Farm to School Census Shows Increasing Investment in Local Food
May 1, 2016 | Stefani Kim
The results of this year’s USDA Farm to School Census—the second-ever survey conducted by the USDA to measure progress in the Farm to School program—indicate that more school districts are jumping aboard the local food movement across the nation.
The 42,587 schools surveyed by the USDA, collectively spent $800 million in 2013-14 on locally sourced foods like produce and milk. That’s an increase of 105 percent from 2011-12 when the first survey was taken.
In addition to allotting more money toward local food, school districts are also ramping up their educational tools for teaching kids about sustainable foods by having them grow some of it themselves. This year’s survey tallied a total of 7,100 school gardens, an increase of nearly threefold from the 2,401 reported in 2011-12.
“There’s a lot more interest, attention, and momentum in experiencing local food systems and connecting kids to where their food comes from,” says Matthew Benson, a program analyst at the USDA’s Office of Community Food Systems.
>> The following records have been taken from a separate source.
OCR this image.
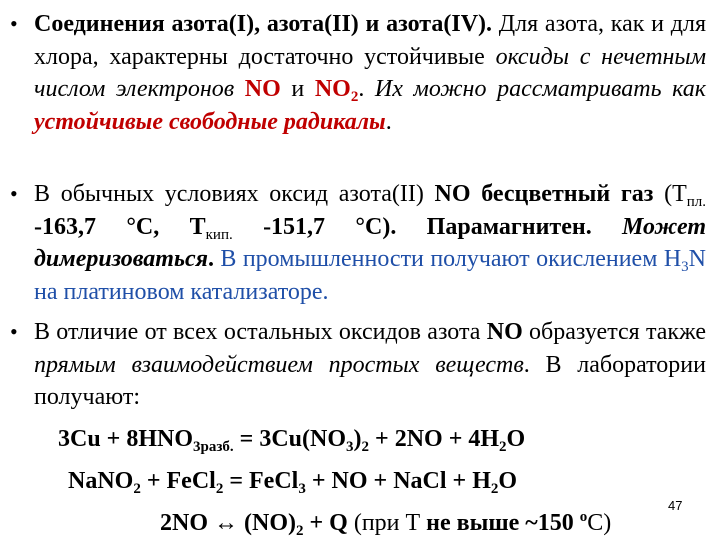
• Соединения азота(I), азота(II) и азота(IV). Для азота, как и для хлора, характерны достаточно устойчивые оксиды с нечетным числом электронов NO и $NO_2$. Их можно рассматривать как устойчивые свободные радикалы.
• В обычных условиях оксид азота(II) NO бесцветный газ ($Т_{пл.}$ -163,7 °С, $Т_{кип.}$ -151,7 °С). Парамагнитен. Может димеризоваться. В промышленности получают окислением $Н_3N$ на платиновом катализаторе.
• В отличие от всех остальных оксидов азота NO образуется также прямым взаимодействием простых веществ. В лаборатории получают:
$3Cu + 8HNO_{3разб.} = 3Cu(NO_3)_2 + 2NO + 4H_2O$
NaNO$_2$ + FeCl$_2$ = FeCl$_3$ + NO + NaCl + $H_2O$
47
2NO ↔ $(NO)_2 + Q$ (при Т не выше ~150 $^о$С)
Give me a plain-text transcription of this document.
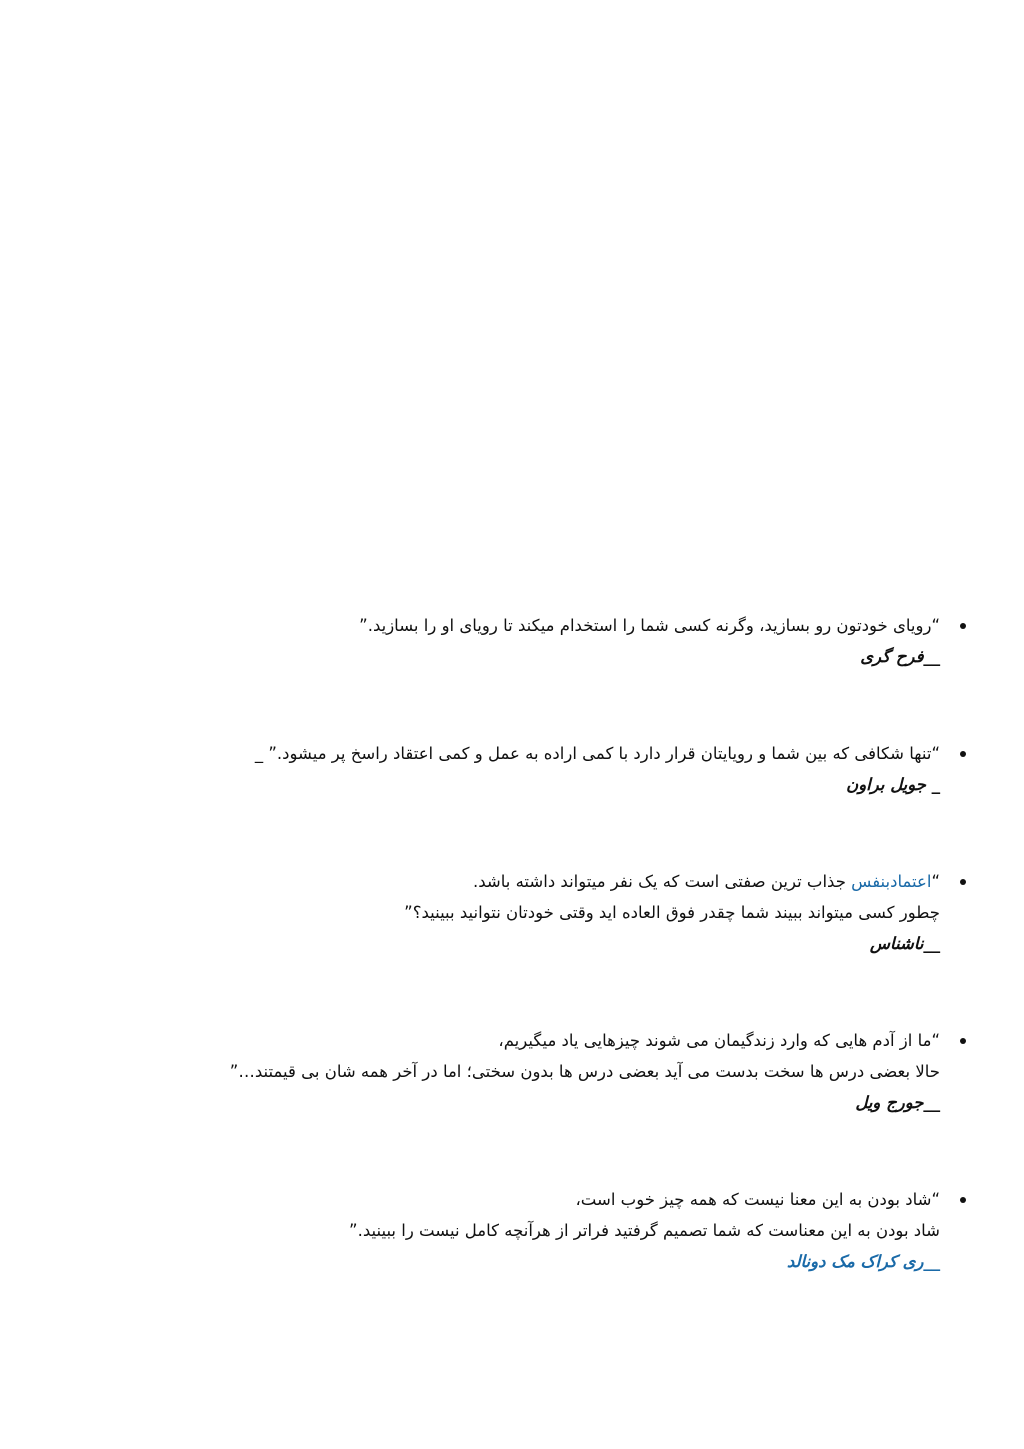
“رویای خودتون رو بسازید، وگرنه کسی شما را استخدام میکند تا رویای او را بسازید.”
__فرح گری
“تنها شکافی که بین شما و رویایتان قرار دارد با کمی اراده به عمل و کمی اعتقاد راسخ پر میشود.” _
_ جویل براون
“اعتمادبنفس جذاب ترین صفتی است که یک نفر میتواند داشته باشد.
چطور کسی میتواند ببیند شما چقدر فوق العاده اید وقتی خودتان نتوانید ببینید؟”
__ناشناس
“ما از آدم هایی که وارد زندگیمان می شوند چیزهایی یاد میگیریم،
حالا بعضی درس ها سخت بدست می آید بعضی درس ها بدون سختی؛ اما در آخر همه شان بی قیمتند…”
__جورج ویل
“شاد بودن به این معنا نیست که همه چیز خوب است،
شاد بودن به این معناست که شما تصمیم گرفتید فراتر از هرآنچه کامل نیست را ببینید.”
__ری کراک مک دونالد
Awareness of the benefits of a diet that emphasizes healthy foods such as fruits, vegetables, and lean meats has been a cornerstone of government initiatives like Michelle Obama’s Let’s Move program, which aims to combat child obesity within a generation.
An offshoot of Let’s Move—the Let’s Move Salad Bars to Schools program—has also been instrumental in providing access to healthy foods for kids, and has so far donated 4,515 salad bars to schools in need.
“There’s a big uptake in schools having salad bars. It’s giving kids the opportunity to experience fresh foods daily across their meal programs,” says Benson, adding that participating schools reported a total of about 17,000 salad bars in the latest survey.
The USDA Farm to School Program has its origins as part of the 2010 Healthy Hunger-Free Kids Act, which aims to help make sure kids participating in school lunch programs have access to healthy, fresh food.
The program provides up to $5 million in annual grants to schools, nonprofit organizations and state agencies for training and technical assistance. The money pays for training in areas like food safety and culinary education, planning for schools just starting out with local food programs and supports implementation of existing local foods initiatives within school systems. It also offers support services for nonprofit organizations working with schools to implement local food and nutrition programs.
The grants are critical to helping get things off the ground in parts of the country where climate or access to existing food networks may be a hindrance. But, in other places, procuring local food may be an easier proposition.
“Historically, things are progressing faster on both coasts,” says Benson. “California, Oregon, and Washington have the seasonality. On the East Coast, New England has historically been a hot spot due to the number and diversity of small to mid-sized farms and interest in the community.”
But, says Benson, investment from local governments and state agencies to train school personnel on local procurement while supporting the hiring of Farm to School program specialists have also been critical to the program’s success.
These investments are important particularly since some school districts may want to serve local foods but are hampered by budgetary constraints.
“Schools don’t have a lot of money for lunch programs and local foods tend to cost more,” says Benson. Several states have addressed this by legislating additional reimbursement for local foods as part of the National School Lunch program.
“That’s kind of like an added incentive program at the state level,” Benson says.